第10話 魔法はもう使えない

 売り上げを増やす工夫を考える。マスターにすぐばれた。


「なにもしなくていいよ、ここがなくなっても君の居場所はちゃんとなくさないからね」


 僕は男だ、女のように弱くはない。居場所など自分で守れる。


 人間に声をかけてみた、中にはうまそうな血の女もいる。食料があっても、目の前でうまそうなやつがいりゃそりゃ襲う。それでも誰にも見られないよう、店から遠く離れて最低限。そんなことをこの僕がした。


 ただ店に連れて来れなかった。ここではたむろするモンスター達を追い払う必要がある。魅了の技は見せ物じゃない。僕は結局あの空の上の吸血鬼でしかなかった。一族が廃れた設定、なにより作り物だと身をもって知ったせいもある。

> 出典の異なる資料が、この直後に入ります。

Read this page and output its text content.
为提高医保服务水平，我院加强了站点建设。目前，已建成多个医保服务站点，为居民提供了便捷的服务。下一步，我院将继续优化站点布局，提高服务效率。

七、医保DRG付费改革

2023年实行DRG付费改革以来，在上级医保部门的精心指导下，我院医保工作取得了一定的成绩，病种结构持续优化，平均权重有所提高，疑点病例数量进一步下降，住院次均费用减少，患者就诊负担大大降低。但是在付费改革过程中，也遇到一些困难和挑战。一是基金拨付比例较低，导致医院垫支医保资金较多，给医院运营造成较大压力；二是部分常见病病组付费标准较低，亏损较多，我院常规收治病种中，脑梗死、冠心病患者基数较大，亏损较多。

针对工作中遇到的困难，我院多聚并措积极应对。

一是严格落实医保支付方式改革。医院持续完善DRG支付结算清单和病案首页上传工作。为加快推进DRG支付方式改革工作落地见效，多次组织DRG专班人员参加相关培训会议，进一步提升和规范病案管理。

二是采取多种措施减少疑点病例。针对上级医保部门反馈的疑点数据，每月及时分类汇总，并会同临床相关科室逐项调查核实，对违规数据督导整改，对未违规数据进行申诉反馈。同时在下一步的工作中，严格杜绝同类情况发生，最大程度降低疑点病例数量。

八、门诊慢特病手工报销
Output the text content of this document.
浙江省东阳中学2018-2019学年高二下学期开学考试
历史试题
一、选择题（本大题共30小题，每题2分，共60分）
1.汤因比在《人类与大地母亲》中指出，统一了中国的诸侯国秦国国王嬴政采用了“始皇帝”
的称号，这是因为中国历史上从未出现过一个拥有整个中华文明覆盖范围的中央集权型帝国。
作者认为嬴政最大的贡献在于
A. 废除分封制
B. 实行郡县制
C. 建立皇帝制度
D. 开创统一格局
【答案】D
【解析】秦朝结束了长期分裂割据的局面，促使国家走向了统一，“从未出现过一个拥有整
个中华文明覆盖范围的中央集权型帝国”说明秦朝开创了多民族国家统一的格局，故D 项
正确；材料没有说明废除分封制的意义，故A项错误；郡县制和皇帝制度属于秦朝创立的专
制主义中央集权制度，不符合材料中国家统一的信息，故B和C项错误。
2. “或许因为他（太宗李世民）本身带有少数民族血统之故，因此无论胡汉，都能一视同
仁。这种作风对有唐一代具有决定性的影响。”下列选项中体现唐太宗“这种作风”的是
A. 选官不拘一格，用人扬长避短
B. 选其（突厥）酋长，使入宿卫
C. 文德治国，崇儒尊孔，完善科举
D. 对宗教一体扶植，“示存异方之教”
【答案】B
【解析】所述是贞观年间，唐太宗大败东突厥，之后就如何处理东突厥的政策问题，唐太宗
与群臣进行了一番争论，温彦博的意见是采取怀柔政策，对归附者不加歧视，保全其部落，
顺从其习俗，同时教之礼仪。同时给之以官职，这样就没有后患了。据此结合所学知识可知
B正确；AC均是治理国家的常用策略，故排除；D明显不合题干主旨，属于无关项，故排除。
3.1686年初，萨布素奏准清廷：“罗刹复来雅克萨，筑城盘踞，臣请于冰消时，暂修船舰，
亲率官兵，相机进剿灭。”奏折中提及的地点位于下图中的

 悩んでいたら常連の女が何人か増えた。魅了を使っていないため最初は戸惑った。


「悩み事?お姉さんが聞いてあげる」


「お前より年上だ!」


「すいません、彼は従業員ではなくて…」


「あ、すまん悪かった」


「謝らないで!この子どっから拾ってきたの!?」


「知り合いの子です、二十歳でお酒も飲めますよ」


「飲ませていいの?」


「ああ、酔わないけどな」


「名前は?」


「きゅ」


「きりゅう!キリュウ君、ね?」


「ああ」


「かっこいいねー!」



 そんな騒がしいやりとりにも慣れた。細々と店は潰れずにいた。


「どうしようキュー様!」


 魔女が突然やってきて言った。魔法が使えない。みんなが困っちゃう。それはあわてふためいていて、マスターは魔女の背中をさすった。ボロボロ泣き出す。ああこんなにも早かったのか。主のお話とやらはもう消滅したのか。


「僕は大丈夫です、食糧も自分で確保できますし」


「え?人襲ってるの?」


「殺さない程度にな」


「あんたの心配じゃないよ!姿変えられないやつは今頃殺されてんじゃないかって…うう、それすら確認できない、なんて」


 あの魔女がこんなにもうろたえて、泣いている…初めて見る。かわい、ってちょっと待て


「なんであなた、そのままなんです?」


 若い女はハッとして、しわしわではない両手を見つめる。